If you are having problems getting the IRS to understand you, please call me. I can probably help you. I say this because I understand how the IRS works, how its agents think, and the logic of taxation.

What is this “logic of taxation?” Nothing more than the observation that taxation is extortion, and that in tax law, the government usually wins.

Taxation is inherently unfair. It is an exercise of the government’s brute power: while at the IRS, I once shut up a tax protestor demanding to know why we had the right to extract taxes from citizens – he didn’t buy the argument that the Constitution allowed it, or that the law was fair because it was passed by Congress. “It’s because we’ve got bigger guns,” I said.

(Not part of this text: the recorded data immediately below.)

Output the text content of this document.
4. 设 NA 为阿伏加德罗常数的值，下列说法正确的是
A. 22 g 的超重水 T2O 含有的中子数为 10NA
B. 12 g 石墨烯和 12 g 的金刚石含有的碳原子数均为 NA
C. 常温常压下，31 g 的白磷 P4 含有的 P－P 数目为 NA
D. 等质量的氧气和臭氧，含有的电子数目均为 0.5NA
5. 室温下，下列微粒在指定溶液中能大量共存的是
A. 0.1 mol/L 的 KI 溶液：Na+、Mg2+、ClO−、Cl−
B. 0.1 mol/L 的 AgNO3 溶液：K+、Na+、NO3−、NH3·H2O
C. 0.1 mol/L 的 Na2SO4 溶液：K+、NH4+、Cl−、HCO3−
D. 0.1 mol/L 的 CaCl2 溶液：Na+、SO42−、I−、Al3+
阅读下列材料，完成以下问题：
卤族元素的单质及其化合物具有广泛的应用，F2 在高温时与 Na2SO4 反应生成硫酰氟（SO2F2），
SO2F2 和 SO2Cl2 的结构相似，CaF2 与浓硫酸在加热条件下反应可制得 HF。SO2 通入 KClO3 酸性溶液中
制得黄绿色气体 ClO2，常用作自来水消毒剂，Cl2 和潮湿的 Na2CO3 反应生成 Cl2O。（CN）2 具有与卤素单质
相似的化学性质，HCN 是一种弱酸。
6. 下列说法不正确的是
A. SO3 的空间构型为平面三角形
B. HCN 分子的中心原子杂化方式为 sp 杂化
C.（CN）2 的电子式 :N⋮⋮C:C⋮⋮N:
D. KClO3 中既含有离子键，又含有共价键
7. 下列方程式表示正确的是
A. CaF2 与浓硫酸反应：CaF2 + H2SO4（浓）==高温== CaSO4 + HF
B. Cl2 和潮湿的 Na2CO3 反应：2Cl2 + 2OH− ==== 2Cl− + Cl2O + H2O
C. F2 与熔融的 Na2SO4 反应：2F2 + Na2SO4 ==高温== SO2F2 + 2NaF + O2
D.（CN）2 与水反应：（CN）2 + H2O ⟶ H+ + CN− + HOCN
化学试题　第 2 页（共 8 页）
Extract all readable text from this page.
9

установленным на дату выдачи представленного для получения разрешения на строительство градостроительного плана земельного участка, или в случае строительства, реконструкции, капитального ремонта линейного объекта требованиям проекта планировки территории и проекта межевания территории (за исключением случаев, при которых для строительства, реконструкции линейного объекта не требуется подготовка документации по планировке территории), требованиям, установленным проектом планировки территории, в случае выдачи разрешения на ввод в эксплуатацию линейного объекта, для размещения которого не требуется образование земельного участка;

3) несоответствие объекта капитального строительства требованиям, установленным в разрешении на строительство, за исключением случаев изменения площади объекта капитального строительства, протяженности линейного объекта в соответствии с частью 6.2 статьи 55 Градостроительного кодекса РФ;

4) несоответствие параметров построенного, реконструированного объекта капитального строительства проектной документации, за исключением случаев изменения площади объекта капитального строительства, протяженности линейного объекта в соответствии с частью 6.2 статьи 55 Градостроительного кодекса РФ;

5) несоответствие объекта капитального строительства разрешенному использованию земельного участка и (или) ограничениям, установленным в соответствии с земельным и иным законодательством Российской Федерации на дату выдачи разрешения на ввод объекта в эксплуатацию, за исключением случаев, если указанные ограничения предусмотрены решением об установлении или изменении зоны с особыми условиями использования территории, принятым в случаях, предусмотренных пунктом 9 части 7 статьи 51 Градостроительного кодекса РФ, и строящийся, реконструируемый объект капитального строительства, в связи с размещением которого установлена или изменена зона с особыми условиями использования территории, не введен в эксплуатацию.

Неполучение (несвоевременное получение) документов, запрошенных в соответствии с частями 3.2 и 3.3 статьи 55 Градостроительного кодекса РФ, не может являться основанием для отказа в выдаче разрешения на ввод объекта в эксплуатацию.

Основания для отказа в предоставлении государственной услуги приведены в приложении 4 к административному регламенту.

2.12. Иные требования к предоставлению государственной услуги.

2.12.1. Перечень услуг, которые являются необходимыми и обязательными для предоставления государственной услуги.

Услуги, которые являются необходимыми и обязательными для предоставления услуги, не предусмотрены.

Our national debates focus on the fairness of the income tax. The left wants the 1 percent to pay “their fair share” because they make too much money, and the right wants the 99 percent to pay their fair share because, it says, government benefits the poor more than the initiative-taking rich. We could tax people on a per-capita basis: if every resident simply paid $12,000 per year for the privilege of living in the United States, we would cover the national budget. Sharing the burden equally sounds fair.

But it’s inherently not fair. Taxation is extortion: we citizens go to work, produce things, create wealth, earn money and property from the sweat of our brow. Then the government takes some of it without earning it. Oliver Wendell Holmes famously observed that taxes are the money we pay for civilization. If so, civilization rests on a highly uncivilized premise.

As a young lawyer, I used to walk into courtrooms and watch lawyers do their thing.

One day, I saw a trial involving extortion. A Vietnamese shopowner, clearly somewhat rattled, was testifying. He told about how the defendant, an Asian man sitting at the table across the room from him, walked into the shopowner’s new store about two weeks after it opened, just as he was closing for the night. The man demanded a payment of $500 a month to keep from making problems for the shopowner. The shopowner refused; the man pulled out a gun, shot it into the ceiling, and left. He came back a few days later seeking payment. The shopowner eventually started paying, but he also called the police; that’s why he was testifying. It was clear that the shop had folded long ago.

The Asian man was offering “protection” in exchange for money. Essentially, he was trying to tax the shopowner, and offering the same thing as our various governments do: pay us tax, and we won’t bother you. In fact, your life will be somewhat better. But don’t get the notion that the payment is voluntary: no, we will force it out of you.

Libertarians claim that all government is thuggery. I can’t really argue against that; all I can argue is that the government’s thuggery is preferable to the Tong’s thuggery, because we can (with luck) figure out how to predict how the government will react to us, and plan accordingly. Also, we have a chance to influence how the money is used. Just try to influence a Mafia Godfather’s decisions about what to do with the protection money his goons collect.

It’s an unfair system. A healthy person recognizes this and deals with it. Because I know how the system works, I can help people navigate it.